United States Strategy

It only took only hours for the "$16 Muffin" to enter the Washington political lexicon – right beside the $500 Pentagon hammer and the Bridge To Nowhere. The diatribes about government waste came fast and loud, from the halls of Congress to the pages of the Post and Times. The only problem: it wasn't true.

The source seemed impeccable: the well-respected Inspector General of the Department of Justice, whose 148-page audit report mentioned the muffins nine times. The IG reported that taxpayer money was squandered on muffins served at a Washington hotel for a five-day conference in 2009 for the Justice Department to train 534 judges, lawyers and paralegals on the rules for deporting immigrants.

It turned out the cost for the muffins -- along with a full continental breakfast and afternoon snack -- was under $15 per person daily. The same continental breakfast alone cost guests at that hotel twice as much, even without the snack.

It turned out the bagels, crossaints, cookies, brownies and chips that came with the morning muffins were mistakenly listed on the hotel invoice for the afternoon snack. So the muffin math didn't initially add up for the auditors. By the time they recomputed, "Muffingate" was already viral. Small-print corrections won't do much for the hotel kitchen staff who lose hours as federal agencies suspend future conferences to review menu costs. And if that old $500 hammer is any indication, we'll hear for years -- or at least until next November -- about $16 federal muffins as yet another symbol of federal excess.

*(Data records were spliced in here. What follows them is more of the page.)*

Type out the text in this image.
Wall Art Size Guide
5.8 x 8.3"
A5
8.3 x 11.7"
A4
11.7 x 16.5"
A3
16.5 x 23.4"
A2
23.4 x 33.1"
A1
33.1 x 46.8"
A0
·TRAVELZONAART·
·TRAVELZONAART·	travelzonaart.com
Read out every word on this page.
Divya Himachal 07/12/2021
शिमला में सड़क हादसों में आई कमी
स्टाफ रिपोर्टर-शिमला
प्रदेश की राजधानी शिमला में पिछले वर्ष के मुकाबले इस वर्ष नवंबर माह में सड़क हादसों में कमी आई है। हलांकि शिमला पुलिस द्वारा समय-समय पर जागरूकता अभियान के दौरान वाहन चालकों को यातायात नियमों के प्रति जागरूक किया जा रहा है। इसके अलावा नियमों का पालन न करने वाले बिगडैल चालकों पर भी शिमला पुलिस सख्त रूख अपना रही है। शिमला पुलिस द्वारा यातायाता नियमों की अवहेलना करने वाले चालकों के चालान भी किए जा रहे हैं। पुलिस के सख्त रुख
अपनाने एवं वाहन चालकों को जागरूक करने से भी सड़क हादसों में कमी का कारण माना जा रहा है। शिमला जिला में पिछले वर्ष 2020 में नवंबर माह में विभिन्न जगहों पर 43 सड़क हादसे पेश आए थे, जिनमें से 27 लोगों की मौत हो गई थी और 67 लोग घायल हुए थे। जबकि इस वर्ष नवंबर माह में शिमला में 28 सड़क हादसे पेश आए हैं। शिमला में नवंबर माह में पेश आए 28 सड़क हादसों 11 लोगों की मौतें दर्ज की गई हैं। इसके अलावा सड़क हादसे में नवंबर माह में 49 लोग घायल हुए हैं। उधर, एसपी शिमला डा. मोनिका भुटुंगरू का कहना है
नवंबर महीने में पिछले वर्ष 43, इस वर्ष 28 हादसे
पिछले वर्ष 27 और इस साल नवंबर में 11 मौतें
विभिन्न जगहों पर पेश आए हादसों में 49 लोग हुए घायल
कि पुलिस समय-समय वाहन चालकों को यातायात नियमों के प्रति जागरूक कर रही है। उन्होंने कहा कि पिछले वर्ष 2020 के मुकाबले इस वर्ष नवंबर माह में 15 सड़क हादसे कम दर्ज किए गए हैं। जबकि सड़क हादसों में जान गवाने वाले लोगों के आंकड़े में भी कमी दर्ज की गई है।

This isn't an argument for bloated federal perks. Far from it. From the Tea Party to MoveOn, Americans are angry at a political elite that can't or won't tell the truth about our problems. The message is: debate the solutions aggressively. Maybe that's even why we elected a divided government. But before ranting, get the basic facts right.

In this case, the misinformation came not from agenda-driven politicians, but from a usually responsible source. But whether it's about stale conference muffins, global warming or Social Security -- the more careless hyperbole in our public rhetoric, the less likely Washington will ever get anything worthwhile done.